SLQ books on the Internet Archive
The Internet Archive is a non-profit digital library that centralises literature, historical texts, film, audio and research materials from over 1500 curated collections around the world, free to read, download, print and enjoy. It offers free universal access to books, movies & music, as well as 404 billion archived web pages. It unifies and archives internet knowledge from unexpected pockets of the globe, and for the last couple of months I have been uploading over 300 of State Library's out of copyright books to the Archive, making SLQ the first Australian library in the collection.
When I started I wasn’t sure of our audience – who would we attract with our content? Browsing the site, the other collections are so diverse I found myself wandering into the sub collections of the New York Public Library; watching ‘The Happy City’ a short film about a leper colony in Burma; and back to our own collection, perusing home designs in modern brick styles from 1945. A global site attracts global visitors.
Then I thought of a friend in Denmark who has a WWII Australian slouch hat from the 42nd Battalion, passed down to him; and a French friend whose grandparents met in Sydney and lived in Brisbane in the 1930s. I linked them both to the site to connect them to these parts of their history, boasting they could access the information online, in PDF, ePub, or Daisy formats, read it on their Kindle or add it to their RSS feeds if they liked.

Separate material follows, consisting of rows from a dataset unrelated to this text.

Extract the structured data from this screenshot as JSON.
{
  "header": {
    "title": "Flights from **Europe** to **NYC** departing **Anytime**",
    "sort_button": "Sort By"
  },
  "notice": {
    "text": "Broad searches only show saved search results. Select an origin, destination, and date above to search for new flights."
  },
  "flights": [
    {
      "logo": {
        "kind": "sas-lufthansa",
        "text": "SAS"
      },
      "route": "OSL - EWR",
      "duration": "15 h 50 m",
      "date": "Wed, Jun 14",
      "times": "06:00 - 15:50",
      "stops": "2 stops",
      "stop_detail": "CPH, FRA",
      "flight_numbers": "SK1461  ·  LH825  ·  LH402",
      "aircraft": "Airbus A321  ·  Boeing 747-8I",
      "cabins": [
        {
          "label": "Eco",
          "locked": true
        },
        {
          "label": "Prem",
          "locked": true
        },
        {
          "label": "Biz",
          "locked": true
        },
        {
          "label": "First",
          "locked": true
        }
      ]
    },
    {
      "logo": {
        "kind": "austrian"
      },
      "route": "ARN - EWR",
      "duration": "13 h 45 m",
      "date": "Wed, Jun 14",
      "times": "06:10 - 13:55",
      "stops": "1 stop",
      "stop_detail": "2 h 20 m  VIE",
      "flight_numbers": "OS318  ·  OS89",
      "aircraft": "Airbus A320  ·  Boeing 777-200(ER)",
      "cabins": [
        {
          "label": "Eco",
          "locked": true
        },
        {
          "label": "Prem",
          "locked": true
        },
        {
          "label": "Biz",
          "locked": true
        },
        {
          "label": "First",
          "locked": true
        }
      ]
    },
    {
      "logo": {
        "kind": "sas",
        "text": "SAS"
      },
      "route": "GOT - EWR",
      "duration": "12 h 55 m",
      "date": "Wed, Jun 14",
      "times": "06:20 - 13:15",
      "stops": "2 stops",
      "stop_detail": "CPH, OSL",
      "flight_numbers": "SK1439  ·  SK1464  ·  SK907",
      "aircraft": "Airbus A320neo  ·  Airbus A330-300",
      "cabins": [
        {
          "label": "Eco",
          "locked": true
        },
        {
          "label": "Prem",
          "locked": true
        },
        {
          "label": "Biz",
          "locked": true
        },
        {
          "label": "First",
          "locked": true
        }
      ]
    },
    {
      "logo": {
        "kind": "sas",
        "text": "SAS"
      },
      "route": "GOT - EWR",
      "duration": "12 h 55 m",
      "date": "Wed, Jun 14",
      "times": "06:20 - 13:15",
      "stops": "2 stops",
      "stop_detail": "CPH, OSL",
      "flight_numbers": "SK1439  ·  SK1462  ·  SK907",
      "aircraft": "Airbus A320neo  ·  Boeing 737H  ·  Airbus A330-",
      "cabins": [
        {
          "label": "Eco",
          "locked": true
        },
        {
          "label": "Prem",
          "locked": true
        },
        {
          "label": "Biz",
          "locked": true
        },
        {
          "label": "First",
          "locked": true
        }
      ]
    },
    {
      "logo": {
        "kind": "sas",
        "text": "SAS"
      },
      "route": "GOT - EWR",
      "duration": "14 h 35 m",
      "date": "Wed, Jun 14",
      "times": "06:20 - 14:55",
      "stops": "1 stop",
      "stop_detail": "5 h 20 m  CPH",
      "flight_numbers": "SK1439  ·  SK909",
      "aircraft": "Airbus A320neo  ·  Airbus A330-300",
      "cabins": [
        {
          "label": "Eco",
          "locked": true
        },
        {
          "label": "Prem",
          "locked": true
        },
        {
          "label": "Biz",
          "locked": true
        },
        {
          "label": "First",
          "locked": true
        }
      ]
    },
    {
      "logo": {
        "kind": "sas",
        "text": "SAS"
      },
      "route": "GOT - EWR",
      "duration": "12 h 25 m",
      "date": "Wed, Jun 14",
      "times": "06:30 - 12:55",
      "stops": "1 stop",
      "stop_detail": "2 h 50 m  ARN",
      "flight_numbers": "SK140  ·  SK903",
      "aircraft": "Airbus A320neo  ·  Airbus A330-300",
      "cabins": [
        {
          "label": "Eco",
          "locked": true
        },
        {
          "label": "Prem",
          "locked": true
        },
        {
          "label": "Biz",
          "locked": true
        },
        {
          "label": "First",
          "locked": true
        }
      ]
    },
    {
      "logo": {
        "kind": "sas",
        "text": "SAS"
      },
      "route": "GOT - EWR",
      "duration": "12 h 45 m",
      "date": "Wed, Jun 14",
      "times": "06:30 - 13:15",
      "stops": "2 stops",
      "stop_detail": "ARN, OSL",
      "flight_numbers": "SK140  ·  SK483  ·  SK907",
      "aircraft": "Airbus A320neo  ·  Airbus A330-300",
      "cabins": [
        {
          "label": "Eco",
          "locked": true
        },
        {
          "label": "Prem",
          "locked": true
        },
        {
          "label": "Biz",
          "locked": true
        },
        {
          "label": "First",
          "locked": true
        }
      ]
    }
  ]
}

Being part of a community like the Internet Archive means we are part of a bigger, global group where our content reaches 3 million users a day. Our most downloaded items so far include a 1910 Handbook to Cairns and the hinterland and the tourist guide, ‘Beautiful Queensland, 1929 edition’ which I’d like to think is due to my French friend imagining his grandparents young and in love, but could just as well be a writer from North America, researching a novel, or a young nurse in Mackay, wondering how Cairns has changed. That is the beauty of sharing our collection on the Internet Archive. It is probably all three.